We slept in a room upstairs that was divided from the others by hanging blankets on an old mattress on the floor. Next to my head there was a glass of milk with hair in it that had been there for God knows how long. I had nightmares about it, but it’s all for good stories. Needless to say I was excited to be leaving the story-filled squat the next day and to be heading to Dusseldorf. The scenery changed a complete 180 degrees. In Dusseldorf we stayed in a million-dollar house, owned by two German opera singers who had been John’s host parents when he lived in Germany a few years ago. We had a warm shower and slept in clean sheets and in the morning awoke to a wonderful breakfast of delicious German bread, cheese, Nutella and coffee. His host mom even gave each of us a big chocolate bunny to commemorate Easter.
After a long and lazy morning at the opera singers’ house in Dusseldorf, we headed to Cologne where we’d be spending the last couple of days of our trip. The most stunning Gothic cathedral towered over us as we got off the train and stepped into the main square of Cologne. We were welcomed by Andrew’s German friends who’d been foreign exchange students in Fairview a few years back – the brothers Kamman: Johannes and Benno. They were wonderful hosts and took us in like their own. The first night they took us out on the town to see Cologne by night and then the next day, Easter Sunday, we went with them to their mom’s house in the German countryside, in a little town called Siegburg. Her home was beautiful and so warm inside, intricately decorated and with a wonderful garden in the back. While she prepared a lovely home cooked Easter meal, we explored the little town. We climbed a big hill where we visited an old monastery with beautiful gardens and towers. We walked in on the Easter service in the church and heard a lovely monk chant and song, with pleasant incense burning in the church. The view from the monastery of the countryside down below was incredible, and the capriciously rainy day set the most perfect setting for this Sunday afternoon story to unfold.

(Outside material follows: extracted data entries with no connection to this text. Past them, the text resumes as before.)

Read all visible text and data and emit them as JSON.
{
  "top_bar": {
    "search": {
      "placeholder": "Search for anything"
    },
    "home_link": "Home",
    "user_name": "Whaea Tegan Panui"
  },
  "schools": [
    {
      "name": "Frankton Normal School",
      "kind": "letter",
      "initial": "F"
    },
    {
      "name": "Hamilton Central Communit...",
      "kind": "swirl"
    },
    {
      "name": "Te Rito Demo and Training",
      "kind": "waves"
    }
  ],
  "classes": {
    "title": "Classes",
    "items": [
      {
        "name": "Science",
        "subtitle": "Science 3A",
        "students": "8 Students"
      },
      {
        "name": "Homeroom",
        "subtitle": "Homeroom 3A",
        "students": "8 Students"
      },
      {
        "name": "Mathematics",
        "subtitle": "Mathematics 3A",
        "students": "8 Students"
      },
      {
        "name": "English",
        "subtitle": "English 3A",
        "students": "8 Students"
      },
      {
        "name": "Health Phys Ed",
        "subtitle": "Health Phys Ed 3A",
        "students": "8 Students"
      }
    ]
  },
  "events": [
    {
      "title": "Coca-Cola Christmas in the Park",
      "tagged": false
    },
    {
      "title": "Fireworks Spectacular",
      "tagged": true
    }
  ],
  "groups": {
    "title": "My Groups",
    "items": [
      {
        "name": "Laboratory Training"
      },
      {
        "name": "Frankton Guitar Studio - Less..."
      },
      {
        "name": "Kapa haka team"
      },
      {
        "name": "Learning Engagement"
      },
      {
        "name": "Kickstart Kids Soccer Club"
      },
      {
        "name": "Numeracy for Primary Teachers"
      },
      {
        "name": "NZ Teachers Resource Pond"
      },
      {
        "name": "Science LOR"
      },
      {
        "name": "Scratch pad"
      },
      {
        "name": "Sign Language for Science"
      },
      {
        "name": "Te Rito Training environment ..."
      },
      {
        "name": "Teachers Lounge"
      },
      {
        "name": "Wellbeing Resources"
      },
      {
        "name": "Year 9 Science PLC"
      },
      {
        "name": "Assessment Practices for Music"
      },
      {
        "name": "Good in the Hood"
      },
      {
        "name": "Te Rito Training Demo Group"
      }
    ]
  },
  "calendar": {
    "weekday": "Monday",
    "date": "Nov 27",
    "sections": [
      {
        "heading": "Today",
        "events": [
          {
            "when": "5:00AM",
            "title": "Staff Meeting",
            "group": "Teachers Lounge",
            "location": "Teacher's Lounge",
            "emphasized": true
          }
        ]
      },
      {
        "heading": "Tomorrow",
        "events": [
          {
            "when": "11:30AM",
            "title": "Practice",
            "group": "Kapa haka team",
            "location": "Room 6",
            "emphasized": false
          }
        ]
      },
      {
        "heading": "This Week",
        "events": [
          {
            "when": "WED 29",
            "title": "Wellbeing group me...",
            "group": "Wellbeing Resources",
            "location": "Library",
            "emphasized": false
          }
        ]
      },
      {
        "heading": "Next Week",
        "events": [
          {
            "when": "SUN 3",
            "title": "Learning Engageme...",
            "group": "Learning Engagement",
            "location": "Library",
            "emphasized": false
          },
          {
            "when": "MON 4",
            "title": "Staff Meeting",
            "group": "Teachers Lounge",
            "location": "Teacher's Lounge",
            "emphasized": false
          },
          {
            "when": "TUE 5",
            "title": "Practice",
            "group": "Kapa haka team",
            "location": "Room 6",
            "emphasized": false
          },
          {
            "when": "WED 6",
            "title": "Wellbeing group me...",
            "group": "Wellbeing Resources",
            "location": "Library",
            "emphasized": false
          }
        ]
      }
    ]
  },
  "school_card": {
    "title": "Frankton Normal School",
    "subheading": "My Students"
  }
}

The meal was delicious and the company great and after a few long hours of eating we headed back to Cologne to rest our tired minds – our last night in Germany. The following morning we woke up early to see Cologne by day before our flight back to Spain. We walked along the Rhine River and visited the quaint historic center of the city and then climbed 533 stairs to the top of one of the towers of the beautiful cathedral. We came down just in time to catch our train to the airport.
It was a trip of endlessly warm hospitality, cultural exchange, intense travel, and endless stories to tell for the rest of my life. I can’t believe how lucky I am.